The Eurozone created several economic asymmetries between Germany and other European countries. Germany is an export powerhouse replete with high wages and low production costs. The euro imposed a monetary straightjacket on all countries, irrespective of what monetary policy was best for which country. Low interest rates set by the European Central Bank (ECB) wreaked havoc by sparking real estate bubbles and debt-financed consumption. Now the PIIGS (Portugal, Ireland, Italy, Greece and Spain) are dealing with the consequences while Germany is being essentially forced to foot the bill.

On top of all the public and private debts accumulated thanks to the ECB’s low-rate policy, there are vast amounts of monies promised to aging beneficiaries of Europe’s social welfare programs. The number of active workers will shrink, and the number of retirees will rise, hampering the ability of governments to fulfil their obligations. Northern Europe has been subsidizing Southern Europe’s excess consumption for years. The PIIGS countries have run large current account deficits throughout the existence of the Eurozone. These structural pressures may simply be too much to bear.

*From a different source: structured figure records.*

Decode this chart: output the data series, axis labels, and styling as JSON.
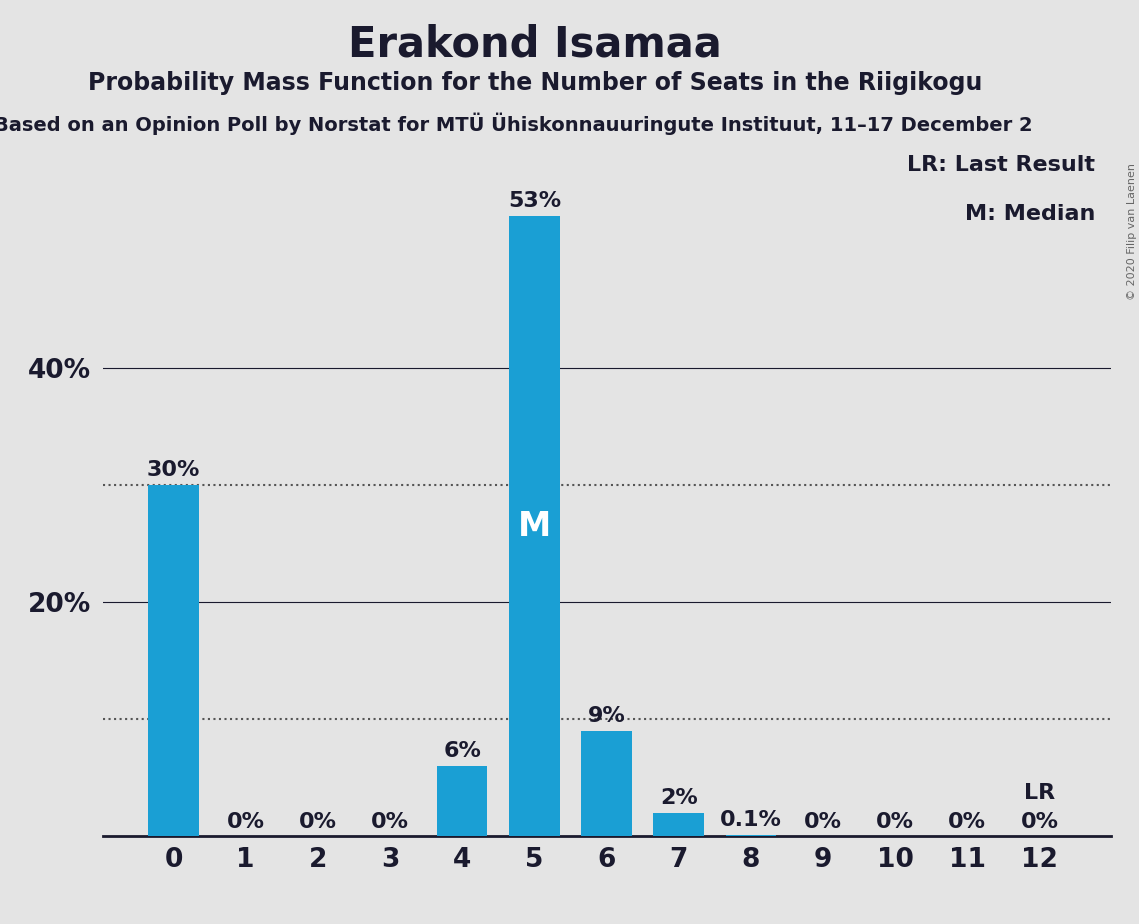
{
  "title": "Erakond Isamaa",
  "subtitle": "Probability Mass Function for the Number of Seats in the Riigikogu",
  "source": "Based on an Opinion Poll by Norstat for MTÜ Ühiskonnauuringute Instituut, 11–17 December 2",
  "copyright": "© 2020 Filip van Laenen",
  "categories": [
    0,
    1,
    2,
    3,
    4,
    5,
    6,
    7,
    8,
    9,
    10,
    11,
    12
  ],
  "values": [
    0.3,
    0.0,
    0.0,
    0.0,
    0.06,
    0.53,
    0.09,
    0.02,
    0.001,
    0.0,
    0.0,
    0.0,
    0.0
  ],
  "bar_labels": [
    "30%",
    "0%",
    "0%",
    "0%",
    "6%",
    "53%",
    "9%",
    "2%",
    "0.1%",
    "0%",
    "0%",
    "0%",
    "0%"
  ],
  "bar_color": "#1a9fd4",
  "background_color": "#e4e4e4",
  "median_seat": 5,
  "lr_seat": 12,
  "lr_label": "LR",
  "median_label": "M",
  "ylim": [
    0,
    0.6
  ],
  "yticks": [
    0.2,
    0.4
  ],
  "ytick_labels": [
    "20%",
    "40%"
  ],
  "solid_lines": [
    0.2,
    0.4
  ],
  "dotted_lines": [
    0.1,
    0.3
  ],
  "legend_text_lr": "LR: Last Result",
  "legend_text_m": "M: Median",
  "title_fontsize": 30,
  "subtitle_fontsize": 17,
  "source_fontsize": 14,
  "axis_fontsize": 19,
  "bar_label_fontsize": 16,
  "median_fontsize": 24
}
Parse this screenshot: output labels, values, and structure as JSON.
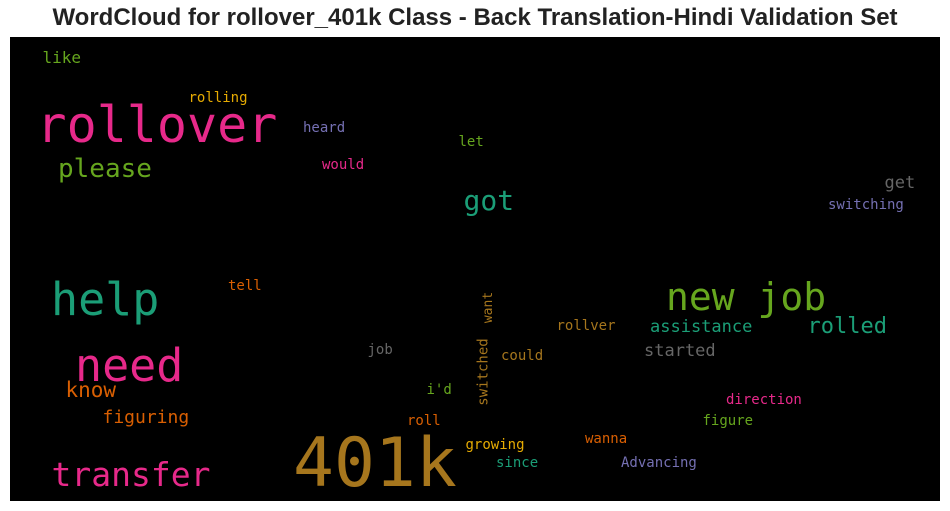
{
  "chart_data": {
    "type": "wordcloud",
    "title": "WordCloud for rollover_401k Class - Back Translation-Hindi Validation Set",
    "background": "#000000",
    "words": [
      {
        "text": "401k",
        "color": "#a6761d"
      },
      {
        "text": "rollover",
        "color": "#e7298a"
      },
      {
        "text": "help",
        "color": "#1b9e77"
      },
      {
        "text": "new job",
        "color": "#66a61e"
      },
      {
        "text": "need",
        "color": "#e7298a"
      },
      {
        "text": "transfer",
        "color": "#e7298a"
      },
      {
        "text": "please",
        "color": "#66a61e"
      },
      {
        "text": "got",
        "color": "#1b9e77"
      },
      {
        "text": "rolled",
        "color": "#1b9e77"
      },
      {
        "text": "know",
        "color": "#d95f02"
      },
      {
        "text": "figuring",
        "color": "#d95f02"
      },
      {
        "text": "assistance",
        "color": "#1b9e77"
      },
      {
        "text": "started",
        "color": "#666666"
      },
      {
        "text": "get",
        "color": "#666666"
      },
      {
        "text": "like",
        "color": "#66a61e"
      },
      {
        "text": "rolling",
        "color": "#e6ab02"
      },
      {
        "text": "heard",
        "color": "#7570b3"
      },
      {
        "text": "let",
        "color": "#66a61e"
      },
      {
        "text": "would",
        "color": "#e7298a"
      },
      {
        "text": "switching",
        "color": "#7570b3"
      },
      {
        "text": "tell",
        "color": "#d95f02"
      },
      {
        "text": "want",
        "color": "#a6761d",
        "vertical": true
      },
      {
        "text": "switched",
        "color": "#a6761d",
        "vertical": true
      },
      {
        "text": "rollver",
        "color": "#a6761d"
      },
      {
        "text": "job",
        "color": "#666666"
      },
      {
        "text": "could",
        "color": "#a6761d"
      },
      {
        "text": "i'd",
        "color": "#66a61e"
      },
      {
        "text": "direction",
        "color": "#e7298a"
      },
      {
        "text": "roll",
        "color": "#d95f02"
      },
      {
        "text": "figure",
        "color": "#66a61e"
      },
      {
        "text": "growing",
        "color": "#e6ab02"
      },
      {
        "text": "wanna",
        "color": "#d95f02"
      },
      {
        "text": "since",
        "color": "#1b9e77"
      },
      {
        "text": "Advancing",
        "color": "#7570b3"
      }
    ]
  }
}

No matter how much bailout money is committed to the program, unless massive structural changes occur, the Eurozone economy will continue to deteriorate. The big danger is that the wealthier northern countries like Germany will start experiencing problems due to contagion spreading from the PIIGS in the south. Ultimately, the Eurozone is doomed to experience a break-up, likely precipitated by Germany or Greece leaving the euro. Once that happens, the economies of all European countries will likely enter a prolonged readjustment phase. In other words, a new recession, which will likely drag the rest of the world down into it as well. The inevitable end result will occur sooner or later whether the participating countries like it or not.